BGH-Urteil vom 28. September 2022 – VIII ZR 319/20

 

Sachverhalt:

Der Beklagte erwarb von der Klägerin über die Internetplattform eBay vier Gelenkbolzenschellen für 19,26 € brutto. Davon entfielen 4,90 € auf Versandkosten. Der Verkauf erfolgte auf der Grundlage der AGB von eBay, denen die Parteien vor dem Geschäft zugestimmt hatten. Dort heißt es auszugsweise: 

„§ 8 Bewertungen […] Nutzer sind verpflichtet, in den abgegebenen Bewertungen ausschließlich wahrheitsgemäße Angaben zu machen. Die von Nutzern abgegebenen Bewertungen müssen sachlich gehalten sein und dürfen keine Schmähkritik enthalten. […]“.

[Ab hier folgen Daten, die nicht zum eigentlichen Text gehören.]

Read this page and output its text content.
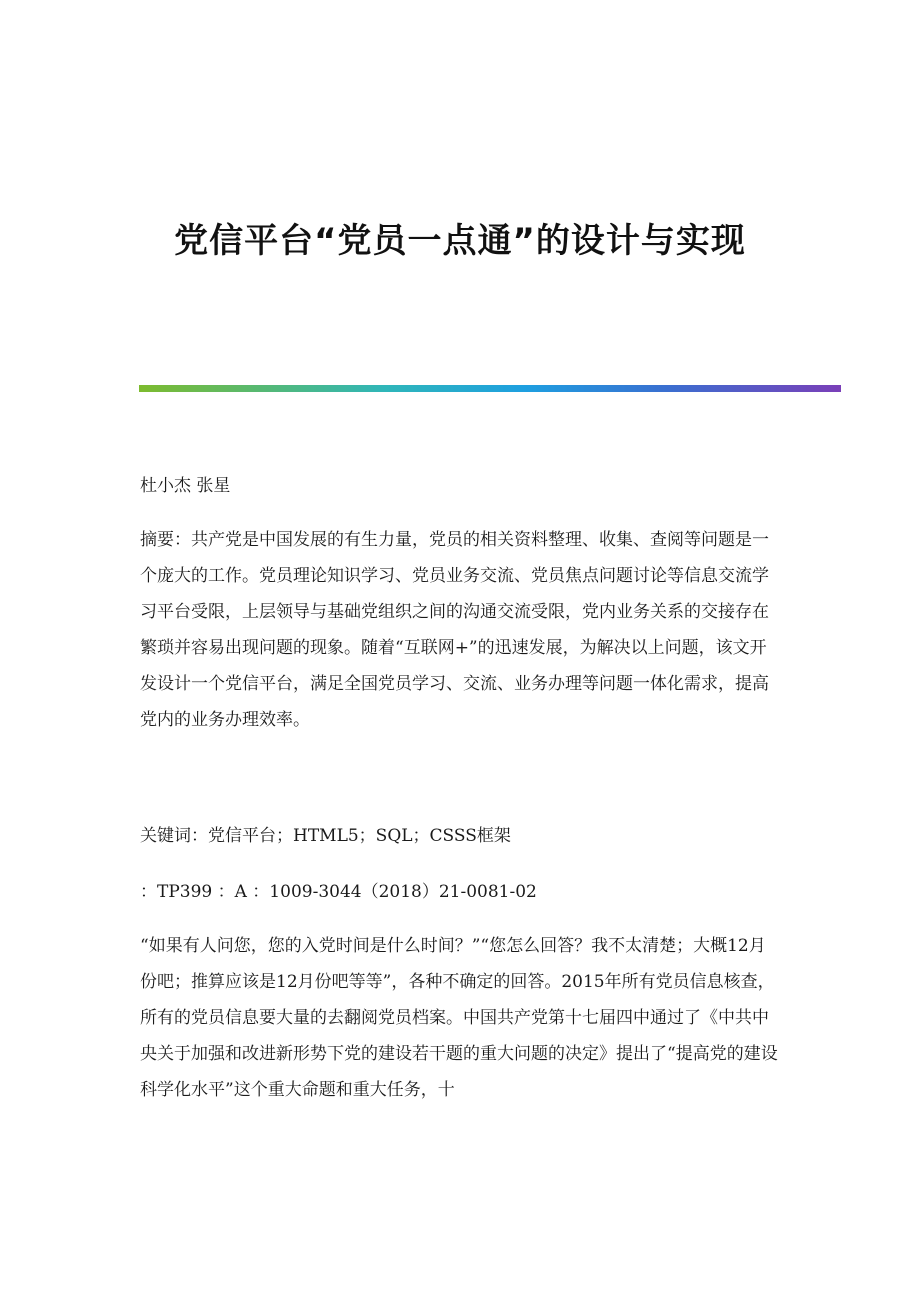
党信平台“党员一点通”的设计与实现

杜小杰 张星

摘要：共产党是中国发展的有生力量，党员的相关资料整理、收集、查阅等问题是一个庞大的工作。党员理论知识学习、党员业务交流、党员焦点问题讨论等信息交流学习平台受限，上层领导与基础党组织之间的沟通交流受限，党内业务关系的交接存在繁琐并容易出现问题的现象。随着“互联网+”的迅速发展，为解决以上问题，该文开发设计一个党信平台，满足全国党员学习、交流、业务办理等问题一体化需求，提高党内的业务办理效率。

关键词：党信平台；HTML5；SQL；CSSS框架

：TP399 ：A ：1009-3044（2018）21-0081-02

“如果有人问您，您的入党时间是什么时间？”“您怎么回答？我不太清楚；大概12月份吧；推算应该是12月份吧等等”，各种不确定的回答。2015年所有党员信息核查，所有的党员信息要大量的去翻阅党员档案。中国共产党第十七届四中通过了《中共中央关于加强和改进新形势下党的建设若干题的重大问题的决定》提出了“提高党的建设科学化水平”这个重大命题和重大任务，十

Nach Erhalt der Ware bewertete der Beklagte das Geschäft in dem von eBay zur Verfügung gestellten Bewertungsprofil der Klägerin mit dem Eintrag „Ware gut, Versandkosten Wucher!!„. Die Klägerin begehrte vor Gericht die Entfernung dieser Bewertung und den Ersatz vorgerichtlicher Rechtsanwaltskosten.

 

Entscheidung:

Das Amtsgericht wies die Klage ab. Auf Berufung der Klägerin änderte das Berufungsgericht das erstinstanzliche Urteil jedoch ab und verurteilte den Beklagten antragsgemäß. Der Beklagte habe eine nachvertragliche Nebenpflicht verletzt. Die Bewertung verstoße zudem gegen das Sachlichkeitsgebot aus § 8 der eBay-AGB. Bei der Bewertung „Versandkosten Wucher!!“ handele es sich um eine überspitzte Beurteilung ohne sachlichen Bezug, die nicht gerechtfertigt sei, weil für einen objektiven Leser nicht erkennbar sei, warum sich die Versandkosten aus Sicht des Käufers als „Wucher“ darstellten.

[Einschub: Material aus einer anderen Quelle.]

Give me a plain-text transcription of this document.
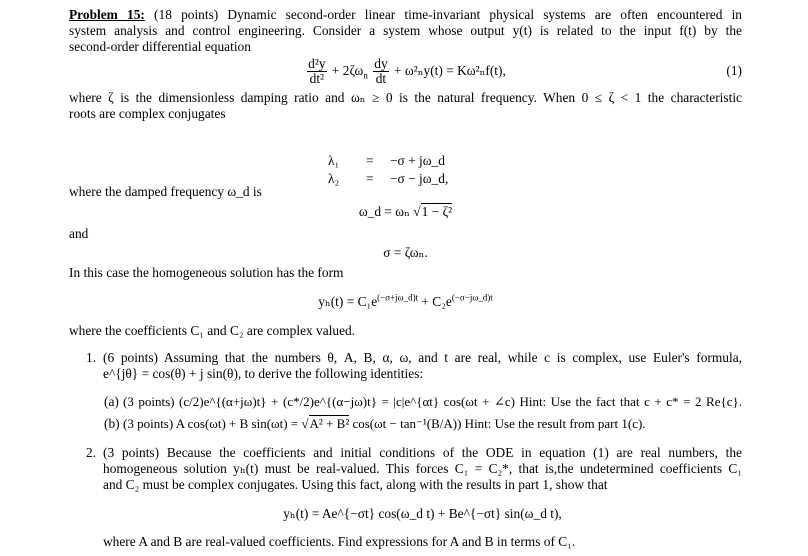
Problem 15: (18 points) Dynamic second-order linear time-invariant physical systems are often encountered in
system analysis and control engineering. Consider a system whose output y(t) is related to the input f(t) by the
second-order differential equation
$\frac{\text{d²y}}{\text{dt²}} + 2\zeta\omega_n \frac{dy}{dt} + \omega^2_ny(t) = K\omega^2_nf(t)$,	(1)
where ζ is the dimensionless damping ratio and ωₙ ≥ 0 is the natural frequency. When 0 ≤ ζ < 1 the characteristic
roots are complex conjugates
λ₁ = −σ + jω_d
λ₂ = −σ − jω_d,
where the damped frequency ω_d is
ω_d = ωₙ √1 − ζ²
and
σ = ζωₙ.
In this case the homogeneous solution has the form
$y_h(t) = C_1e^{(-\sigma+j\omega\_d)t} + C_2e^{(-\sigma-j\omega\_d)t}$
where the coefficients C₁ and C₂ are complex valued.
1. (6 points) Assuming that the numbers θ, A, B, α, ω, and t are real, while c is complex, use Euler's formula,
e^{jθ} = cos(θ) + j sin(θ), to derive the following identities:
(a) (3 points) (c/2)e^{(α+jω)t} + (c*/2)e^{(α−jω)t} = |c|e^{αt} cos(ωt + ∠c) Hint: Use the fact that c + c* = 2 Re{c}.
(b) (3 points) A cos(ωt) + B sin(ωt) = √A² + B² cos(ωt − tan⁻¹(B/A)) Hint: Use the result from part 1(c).
2. (3 points) Because the coefficients and initial conditions of the ODE in equation (1) are real numbers, the
homogeneous solution yₕ(t) must be real-valued. This forces C₁ = C₂*, that is,the undetermined coefficients C₁
and C₂ must be complex conjugates. Using this fact, along with the results in part 1, show that
yₕ(t) = Ae^{−σt} cos(ω_d t) + Be^{−σt} sin(ω_d t),
where A and B are real-valued coefficients. Find expressions for A and B in terms of C₁.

Die Revision des Beklagten hatte jedoch Erfolg. Der deutsche BGH entschied, dass der Klägerin kein Anspruch auf Entfernung der Bewertung zusteht.

Anders als das Berufungsgericht es gesehen hatte, befand der BGH, dass die Regelung des § 8 der eBay-AGB über die bei Werturteilen ohnehin allgemein geltende (deliktsrechtliche) Grenze der Schmähkritik hinaus keine strengeren vertraglichen Beschränkungen für die Zulässigkeit von Werturteilen in Bewertungskommentaren enthält.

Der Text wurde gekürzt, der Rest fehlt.